Several new drugs are suspected to have an association with angle closure in light of recent research. Photo: Joseph W. Sowka, OD. Click image to enlarge.

A large new body of research has recently analyzed instances of acute angle-closure (AAC) glaucoma in tandem with medication usage. The retrospective study was conducted in Korea. Patients diagnosed and treated for AAC between 2013 and 2019 were identified, then all drugs prescribed from the period of one to 180 days before onset were extracted. One to 30 days before instance onset was considered the hazard period while 91 to 180 days prior was deemed a control period.¹ 

The JAMA Ophthalmology study found 61 of the 949 analyzed drugs to be associated with AAC, from a population of 13,531 patients. The medications that displayed the highest odds of development after use included sumatriptan, with the highest association, followed by topiramate and duloxetine. Also included were new findings of drugs not associated with AAC prior to this study, including lactulose (for constipation) and metoclopramide (for nausea).¹ 

While these are certainly important findings, an invited commentary in the same issue by other authors contends the study in question “highlights some of the challenges in using large sets of routinely collected data.”² Of these challenges, one presented in the study was the authors’ lax approach to inclusion criteria. The study does not distinguish between, as the commentary points out, primary angle closure and primary angle-closure glaucoma. 

Additionally, the commentary includes that, in the study, of the 37% of patients taking at least one of the 61 drugs found associated with AAC, 47% of those patients were taking three or more medications and 9% took six or more medications.¹ As such, multiple systemic morbidity in these AAC patients may complicate the interpretations the authors made in the results.  

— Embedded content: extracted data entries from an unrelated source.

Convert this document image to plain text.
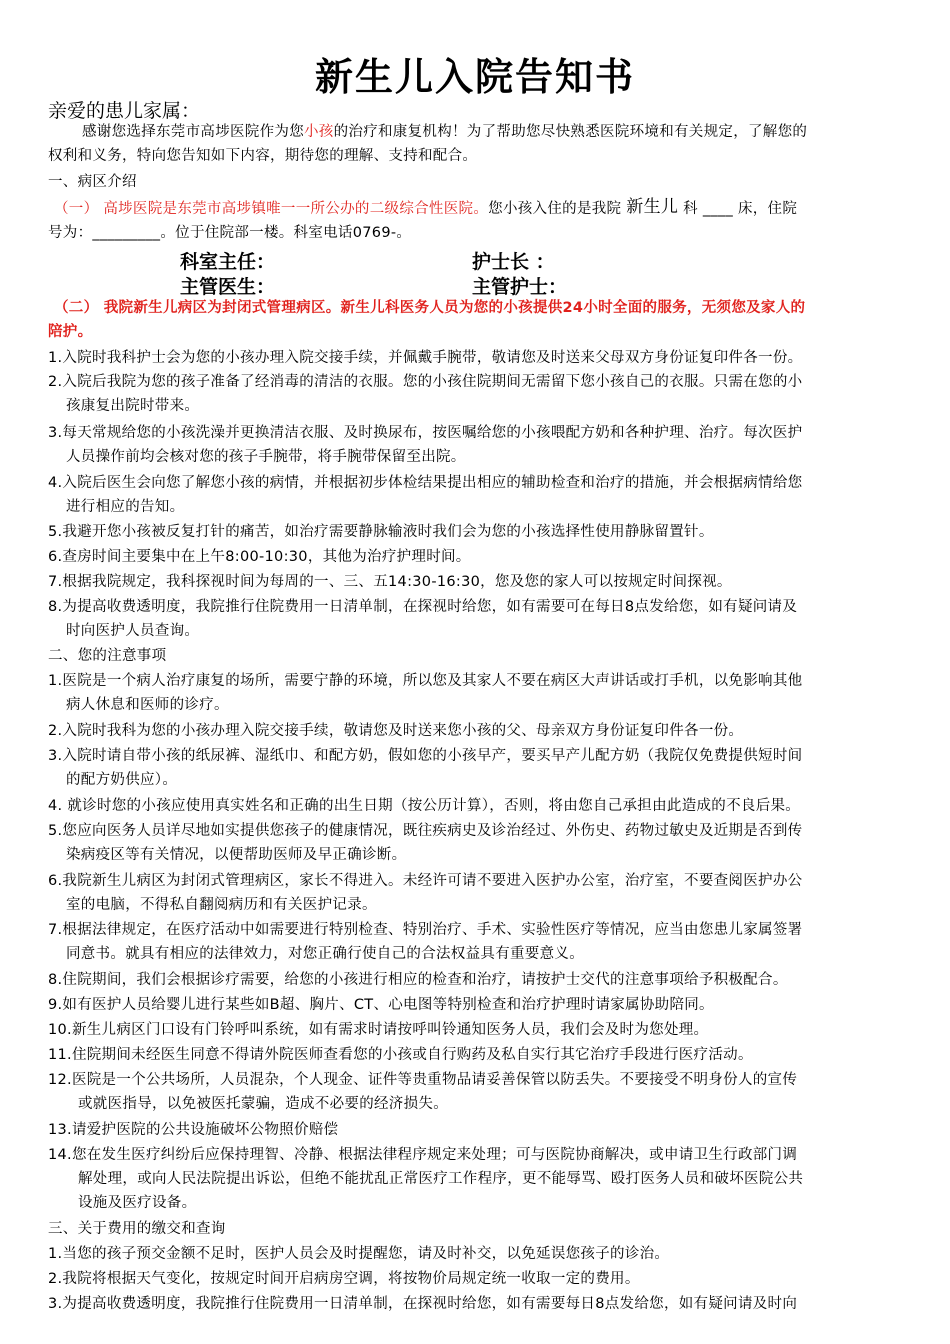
新生儿入院告知书
亲爱的患儿家属：
感谢您选择东莞市高埗医院作为您小孩的治疗和康复机构！为了帮助您尽快熟悉医院环境和有关规定，了解您的
权利和义务，特向您告知如下内容，期待您的理解、支持和配合。
一、病区介绍
（一） 高埗医院是东莞市高埗镇唯一一所公办的二级综合性医院。您小孩入住的是我院 新生儿 科 ____ 床，住院
号为：_________。位于住院部一楼。科室电话0769-。
科室主任：	护士长 ：
主管医生：	主管护士：
（二） 我院新生儿病区为封闭式管理病区。新生儿科医务人员为您的小孩提供24小时全面的服务，无须您及家人的
陪护。
1.入院时我科护士会为您的小孩办理入院交接手续，并佩戴手腕带，敬请您及时送来父母双方身份证复印件各一份。
2.入院后我院为您的孩子准备了经消毒的清洁的衣服。您的小孩住院期间无需留下您小孩自己的衣服。只需在您的小
孩康复出院时带来。
3.每天常规给您的小孩洗澡并更换清洁衣服、及时换尿布，按医嘱给您的小孩喂配方奶和各种护理、治疗。每次医护
人员操作前均会核对您的孩子手腕带，将手腕带保留至出院。
4.入院后医生会向您了解您小孩的病情，并根据初步体检结果提出相应的辅助检查和治疗的措施，并会根据病情给您
进行相应的告知。
5.我避开您小孩被反复打针的痛苦，如治疗需要静脉输液时我们会为您的小孩选择性使用静脉留置针。
6.查房时间主要集中在上午8:00-10:30，其他为治疗护理时间。
7.根据我院规定，我科探视时间为每周的一、三、五14:30-16:30，您及您的家人可以按规定时间探视。
8.为提高收费透明度，我院推行住院费用一日清单制，在探视时给您，如有需要可在每日8点发给您，如有疑问请及
时向医护人员查询。
二、您的注意事项
1.医院是一个病人治疗康复的场所，需要宁静的环境，所以您及其家人不要在病区大声讲话或打手机，以免影响其他
病人休息和医师的诊疗。
2.入院时我科为您的小孩办理入院交接手续，敬请您及时送来您小孩的父、母亲双方身份证复印件各一份。
3.入院时请自带小孩的纸尿裤、湿纸巾、和配方奶，假如您的小孩早产，要买早产儿配方奶（我院仅免费提供短时间
的配方奶供应）。
4. 就诊时您的小孩应使用真实姓名和正确的出生日期（按公历计算），否则，将由您自己承担由此造成的不良后果。
5.您应向医务人员详尽地如实提供您孩子的健康情况，既往疾病史及诊治经过、外伤史、药物过敏史及近期是否到传
染病疫区等有关情况，以便帮助医师及早正确诊断。
6.我院新生儿病区为封闭式管理病区，家长不得进入。未经许可请不要进入医护办公室，治疗室，不要查阅医护办公
室的电脑，不得私自翻阅病历和有关医护记录。
7.根据法律规定，在医疗活动中如需要进行特别检查、特别治疗、手术、实验性医疗等情况，应当由您患儿家属签署
同意书。就具有相应的法律效力，对您正确行使自己的合法权益具有重要意义。
8.住院期间，我们会根据诊疗需要，给您的小孩进行相应的检查和治疗，请按护士交代的注意事项给予积极配合。
9.如有医护人员给婴儿进行某些如B超、胸片、CT、心电图等特别检查和治疗护理时请家属协助陪同。
10.新生儿病区门口设有门铃呼叫系统，如有需求时请按呼叫铃通知医务人员，我们会及时为您处理。
11.住院期间未经医生同意不得请外院医师查看您的小孩或自行购药及私自实行其它治疗手段进行医疗活动。
12.医院是一个公共场所，人员混杂，个人现金、证件等贵重物品请妥善保管以防丢失。不要接受不明身份人的宣传
或就医指导，以免被医托蒙骗，造成不必要的经济损失。
13.请爱护医院的公共设施破坏公物照价赔偿
14.您在发生医疗纠纷后应保持理智、冷静、根据法律程序规定来处理；可与医院协商解决，或申请卫生行政部门调
解处理，或向人民法院提出诉讼，但绝不能扰乱正常医疗工作程序，更不能辱骂、殴打医务人员和破坏医院公共
设施及医疗设备。
三、关于费用的缴交和查询
1.当您的孩子预交金额不足时，医护人员会及时提醒您，请及时补交，以免延误您孩子的诊治。
2.我院将根据天气变化，按规定时间开启病房空调，将按物价局规定统一收取一定的费用。
3.为提高收费透明度，我院推行住院费用一日清单制，在探视时给您，如有需要每日8点发给您，如有疑问请及时向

To put the study into perspective, the commentary makes apparent that absolute risk to the general population of AAC patients is very small, at around one in 500 people over one year doubling their risk of AAC development from use of the meds in question. 

Because of this low rate, the authors of the commentary disagree with the original authors’ viewpoint that “clinicians should be aware of the increased risk, provide appropriate explanations to the patient, conduct ophthalmic examination, and take precautionary measures when other risk factors for AAC are present.”¹ They believe the authors may be inflating the prevalence and oversimplifying the issue, advising against barring these medications because of the important benefits they provide patients. 

Instead, they propose that “in the context of low overall risk of drug-induced AAC, we suggest clinicians and patients should not be alarmed about the possible risks of a new medication precipitating AAC. A pragmatic approach would be for the prescribing physician to warn of the very small possibility of AAC, to explain the symptoms, and to instruct the patient to seek urgent ophthalmological care if these occur.”²

Both the original study and the commentary provide information that should be thoroughly considered by practitioners. To incorporate both viewpoints, it is likely good to be aware of the most common medications that were associated with AAC, but for the most part, the risk is probably not pertinent to most patients.